Ângelo Cristóvão na Assembleia da República

Ângelo Cristóvão, representante da Associação Pró Academia,
na Conferência Internacional/Audição Parlamentar sobre o AO

Ex.mo Sr. Presidente da Assembleia da República, Ex.mos Sres. Adriano Moreira, Presidente da Academia das Ciências de Lisboa, e Evanildo Bechara, representante da Academia Brasileira de Letras; Digníssimo representante do Governo de São Tomé e Príncipe, Digníssima representante da CPLP, Senhoras e Senhores deputados, prezados intervenientes nesta conferência sobre o Acordo Ortográfico,

Permitam-me em primeiro lugar agradecer, em nome da Associação Pró Academia Galega da Língua Portuguesa, o convite para esta Conferência Internacional, manifestar o meu respeito por todas as opiniões aqui apresentadas, e saudar a intervenção do meu compatriota Alexandre Banhos, que explica a posição institucional das Entidades Lusófonas Galegas, de que somos co-partícipes.

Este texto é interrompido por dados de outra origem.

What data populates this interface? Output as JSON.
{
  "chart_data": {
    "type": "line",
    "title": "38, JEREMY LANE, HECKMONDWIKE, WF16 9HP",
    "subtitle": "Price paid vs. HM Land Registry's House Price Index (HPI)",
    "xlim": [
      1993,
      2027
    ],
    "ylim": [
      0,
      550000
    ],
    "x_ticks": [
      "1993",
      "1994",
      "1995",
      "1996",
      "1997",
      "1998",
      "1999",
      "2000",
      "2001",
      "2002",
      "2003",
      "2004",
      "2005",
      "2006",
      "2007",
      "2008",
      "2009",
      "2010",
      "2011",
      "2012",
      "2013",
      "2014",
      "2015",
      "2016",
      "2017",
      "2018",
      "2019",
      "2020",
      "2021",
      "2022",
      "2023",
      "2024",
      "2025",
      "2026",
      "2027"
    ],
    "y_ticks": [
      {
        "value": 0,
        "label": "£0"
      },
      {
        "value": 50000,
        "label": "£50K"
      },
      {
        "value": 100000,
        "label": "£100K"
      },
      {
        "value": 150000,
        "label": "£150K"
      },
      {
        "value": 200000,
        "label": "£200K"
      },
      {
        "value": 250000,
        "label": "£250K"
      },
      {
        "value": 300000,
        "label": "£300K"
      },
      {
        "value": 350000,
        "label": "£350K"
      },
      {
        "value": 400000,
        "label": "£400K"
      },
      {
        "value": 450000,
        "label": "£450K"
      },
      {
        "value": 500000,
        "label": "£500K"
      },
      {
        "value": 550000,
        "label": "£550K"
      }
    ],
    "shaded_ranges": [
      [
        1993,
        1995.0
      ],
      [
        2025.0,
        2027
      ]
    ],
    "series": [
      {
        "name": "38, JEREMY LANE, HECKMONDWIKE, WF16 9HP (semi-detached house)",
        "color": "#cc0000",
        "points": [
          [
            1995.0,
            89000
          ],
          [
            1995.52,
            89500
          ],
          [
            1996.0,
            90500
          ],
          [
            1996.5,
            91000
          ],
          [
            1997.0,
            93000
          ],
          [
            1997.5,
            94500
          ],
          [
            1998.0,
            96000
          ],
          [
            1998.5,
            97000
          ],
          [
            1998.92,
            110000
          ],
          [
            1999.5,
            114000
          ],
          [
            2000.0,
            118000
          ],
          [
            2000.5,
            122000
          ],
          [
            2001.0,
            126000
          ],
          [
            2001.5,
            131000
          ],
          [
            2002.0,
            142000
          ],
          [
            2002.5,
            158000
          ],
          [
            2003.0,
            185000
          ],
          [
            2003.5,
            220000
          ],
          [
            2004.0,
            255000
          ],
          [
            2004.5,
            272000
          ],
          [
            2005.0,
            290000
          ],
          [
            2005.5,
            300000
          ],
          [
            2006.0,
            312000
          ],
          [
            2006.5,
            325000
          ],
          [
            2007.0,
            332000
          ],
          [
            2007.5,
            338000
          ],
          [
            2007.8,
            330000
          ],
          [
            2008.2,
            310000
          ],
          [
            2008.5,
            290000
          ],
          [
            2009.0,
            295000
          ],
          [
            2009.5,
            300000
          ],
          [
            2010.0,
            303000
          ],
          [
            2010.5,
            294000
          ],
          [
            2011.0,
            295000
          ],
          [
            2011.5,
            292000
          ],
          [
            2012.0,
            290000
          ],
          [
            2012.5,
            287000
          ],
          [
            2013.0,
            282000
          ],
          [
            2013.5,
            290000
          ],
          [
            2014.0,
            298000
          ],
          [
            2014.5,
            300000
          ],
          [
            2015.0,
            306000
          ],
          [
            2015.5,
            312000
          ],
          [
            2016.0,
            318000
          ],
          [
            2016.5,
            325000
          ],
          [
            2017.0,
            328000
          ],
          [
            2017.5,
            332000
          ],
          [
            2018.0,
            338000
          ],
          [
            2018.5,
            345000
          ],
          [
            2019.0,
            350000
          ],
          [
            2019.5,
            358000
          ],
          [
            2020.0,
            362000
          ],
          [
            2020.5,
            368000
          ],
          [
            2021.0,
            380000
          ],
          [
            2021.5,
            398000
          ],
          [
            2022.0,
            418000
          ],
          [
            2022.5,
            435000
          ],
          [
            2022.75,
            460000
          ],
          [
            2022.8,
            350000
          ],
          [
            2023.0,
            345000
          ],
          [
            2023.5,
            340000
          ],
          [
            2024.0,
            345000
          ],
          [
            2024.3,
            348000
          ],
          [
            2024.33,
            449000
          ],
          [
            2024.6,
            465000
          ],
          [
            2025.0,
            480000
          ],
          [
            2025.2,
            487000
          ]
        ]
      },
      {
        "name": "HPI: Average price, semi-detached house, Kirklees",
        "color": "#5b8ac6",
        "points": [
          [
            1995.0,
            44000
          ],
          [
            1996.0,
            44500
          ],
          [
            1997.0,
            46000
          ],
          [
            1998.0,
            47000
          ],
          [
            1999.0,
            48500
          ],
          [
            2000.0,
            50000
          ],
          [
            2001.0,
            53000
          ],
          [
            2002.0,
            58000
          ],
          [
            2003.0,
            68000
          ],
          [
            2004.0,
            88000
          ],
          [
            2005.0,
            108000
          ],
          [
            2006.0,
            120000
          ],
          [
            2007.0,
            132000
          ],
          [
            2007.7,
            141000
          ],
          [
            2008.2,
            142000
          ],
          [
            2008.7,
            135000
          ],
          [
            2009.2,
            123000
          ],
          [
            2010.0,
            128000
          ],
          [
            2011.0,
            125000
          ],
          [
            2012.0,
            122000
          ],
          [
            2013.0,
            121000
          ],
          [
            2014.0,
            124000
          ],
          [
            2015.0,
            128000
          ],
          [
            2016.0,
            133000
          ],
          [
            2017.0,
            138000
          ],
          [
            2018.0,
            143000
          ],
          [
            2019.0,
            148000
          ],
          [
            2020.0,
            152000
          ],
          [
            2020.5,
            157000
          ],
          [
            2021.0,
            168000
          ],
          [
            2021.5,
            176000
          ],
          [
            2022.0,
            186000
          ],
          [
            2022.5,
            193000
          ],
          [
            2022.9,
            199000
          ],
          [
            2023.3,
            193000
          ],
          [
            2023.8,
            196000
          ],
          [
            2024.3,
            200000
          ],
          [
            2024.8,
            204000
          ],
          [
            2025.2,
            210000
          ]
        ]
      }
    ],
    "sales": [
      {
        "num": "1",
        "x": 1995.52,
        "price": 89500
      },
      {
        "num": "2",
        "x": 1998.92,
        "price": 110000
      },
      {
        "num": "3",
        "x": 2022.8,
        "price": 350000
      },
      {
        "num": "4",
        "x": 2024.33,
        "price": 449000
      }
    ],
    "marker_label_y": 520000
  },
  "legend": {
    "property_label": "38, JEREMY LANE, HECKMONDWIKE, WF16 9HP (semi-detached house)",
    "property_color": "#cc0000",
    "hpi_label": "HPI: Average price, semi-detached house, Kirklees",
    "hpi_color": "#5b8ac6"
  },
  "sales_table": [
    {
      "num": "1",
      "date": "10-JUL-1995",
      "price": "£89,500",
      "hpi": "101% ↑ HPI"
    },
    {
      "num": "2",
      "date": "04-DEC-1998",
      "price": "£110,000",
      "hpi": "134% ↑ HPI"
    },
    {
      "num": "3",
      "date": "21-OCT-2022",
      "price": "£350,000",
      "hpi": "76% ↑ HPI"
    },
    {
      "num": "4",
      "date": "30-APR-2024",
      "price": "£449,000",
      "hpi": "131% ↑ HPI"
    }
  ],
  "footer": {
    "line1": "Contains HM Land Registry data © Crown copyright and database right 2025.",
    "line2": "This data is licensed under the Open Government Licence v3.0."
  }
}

Na Galiza existe, há décadas, um movimento cívico e cultural de influência crescente conhecido como Reintegracionismo cujos integrantes trabalham, em diversos campos, por integrar as falas da Galiza no Português escrito universal. A produção escrita no português da Galiza aumenta sem pausa desde a década de 70, e está a atingir sucesso nos âmbitos literários, nos estudos da língua histórica ou da sociologia da linguagem, com autores como Martinho Montero, Gil Hernández, Xavier Vilhar ou Concha Rousia, entre outros galegos presentes nesta nobre sala. São contributos que merecem alguma atenção e que, apesar do seu reduzido número, nos permitem comparecer no espaço lusófono com conteúdos próprios.

Um forte sentimento e consciência cívica de pertença à lusofonia está a tornar-se geral no mundo da cultura da Galiza. Neste contexto, os galegos aspiramos a contar também com uma instituição congénere das Academias Portuguesa das Ciências e Brasileira de Letras.

Confiamos em que a Academia Galega da Língua Portuguesa realize a sessão constituinte nos próximos meses na capital da Galiza. Será entidade que assuma a mais longa e genuína tradição galega que representaram vultos como Manuel Murguia e Lugris Freire, Guerra da Cal e Carvalho Calero, Rodrigues Lapa e de Lindley Cintra, que consideravam as falas galegas e as portuguesas setentrionais fazerem parte dum “continuum” nortenho da língua portuguesa, reconhecível por traços caraterizadores face às outras variedades ortoépicas da língua comum.

A nossa Academia, que nasce por iniciativa da sociedade civil com vocação de serviço público, tenta ser uma instituição científica independente dos governos e das suas circunstâncias, que concentre os seus estudos na língua portuguesa da Galiza com critérios de rigor científico e vontade de abertura às diferentes sensibilidades existentes na sociedade. Nesta linha e, atendendo às circunstâncias históricas em que nos desenvolvemos, parece conveniente orientar os esforços dos primeiros anos num sentido mais prospectivo e divulgador do que normativo.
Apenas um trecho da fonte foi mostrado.